Keeping health coverage through Medicaid expansion means more families can avoid serious health risks like delayed care and unfilled prescriptions for chronic health issues.

4. Amendment F is a permanent constitutional amendment that would impose one of the most extreme restrictions on access to health care.
Amendment F would establish new regulations for thousands of South Dakotans to be able to access health care but provides no specifics about what those requirements will actually be. It's just common sense that we should know what a law does before writing it into the Constitution forever.

If you get too sick to work, Amendment F could kick you off your health insurance when you need it most. Imagine going through chemotherapy and having to prove to the government every month that your illness counts as a disability – without making errors on the forms – in order to get your medicine. The last thing someone needs is complicated government paperwork that could cost them their health.

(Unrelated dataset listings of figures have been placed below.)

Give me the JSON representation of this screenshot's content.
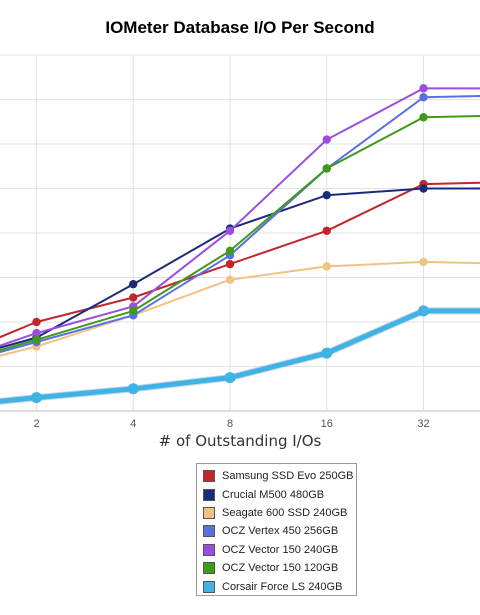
{
  "chart_data": {
    "type": "line",
    "title": "IOMeter Database I/O Per Second",
    "xlabel": "# of Outstanding I/Os",
    "ylabel": "",
    "x": [
      1,
      2,
      4,
      8,
      16,
      32,
      64
    ],
    "x_tick_labels": [
      "2",
      "4",
      "8",
      "16",
      "32"
    ],
    "x_scale": "log2",
    "x_visible_range": [
      1.52,
      45.3
    ],
    "y_scale": "relative (no tick labels visible)",
    "ylim": [
      0,
      8
    ],
    "grid": true,
    "legend_position": "bottom",
    "series": [
      {
        "name": "Samsung SSD Evo 250GB",
        "color": "#c0272d",
        "line_width": 2,
        "values": [
          1.1,
          2.0,
          2.55,
          3.3,
          4.05,
          5.1,
          5.15
        ]
      },
      {
        "name": "Crucial M500 480GB",
        "color": "#1c2a7a",
        "line_width": 2,
        "values": [
          1.05,
          1.65,
          2.85,
          4.1,
          4.85,
          5.0,
          5.0
        ]
      },
      {
        "name": "Seagate 600 SSD 240GB",
        "color": "#f0c283",
        "line_width": 2,
        "values": [
          0.9,
          1.45,
          2.15,
          2.95,
          3.25,
          3.35,
          3.3
        ]
      },
      {
        "name": "OCZ Vertex 450 256GB",
        "color": "#5b6fe5",
        "line_width": 2,
        "values": [
          0.95,
          1.55,
          2.15,
          3.5,
          5.45,
          7.05,
          7.1
        ]
      },
      {
        "name": "OCZ Vector 150 240GB",
        "color": "#9b4de0",
        "line_width": 2,
        "values": [
          1.0,
          1.75,
          2.35,
          4.05,
          6.1,
          7.25,
          7.25
        ]
      },
      {
        "name": "OCZ Vector 150 120GB",
        "color": "#3f9a1a",
        "line_width": 2,
        "values": [
          0.98,
          1.6,
          2.25,
          3.6,
          5.45,
          6.6,
          6.65
        ]
      },
      {
        "name": "Corsair Force LS 240GB",
        "color": "#3fb2e6",
        "line_width": 5,
        "values": [
          0.08,
          0.3,
          0.5,
          0.75,
          1.3,
          2.25,
          2.25
        ]
      }
    ]
  }
}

And then there are people like moms and family caregivers – some of the hardest working folks around – and they deserve health care just like the rest of us. Amendment F would create new requirements for Medicaid coverage, and full-time parents and family caregivers would be left out.

If Amendment F passes, South Dakotans who are sick or have a disability keeping them from working will have to repeatedly prove that to the government through complicated paperwork, potentially every single month, or risk losing their insurance. That means South Dakota business owners and doctors will be filling out more forms to keep their employees and patients covered. More paperwork means less care – that’s wrong.

For South Dakota to thrive, we must keep our residents healthy. Vote NO on Amendment F on your ballot this November.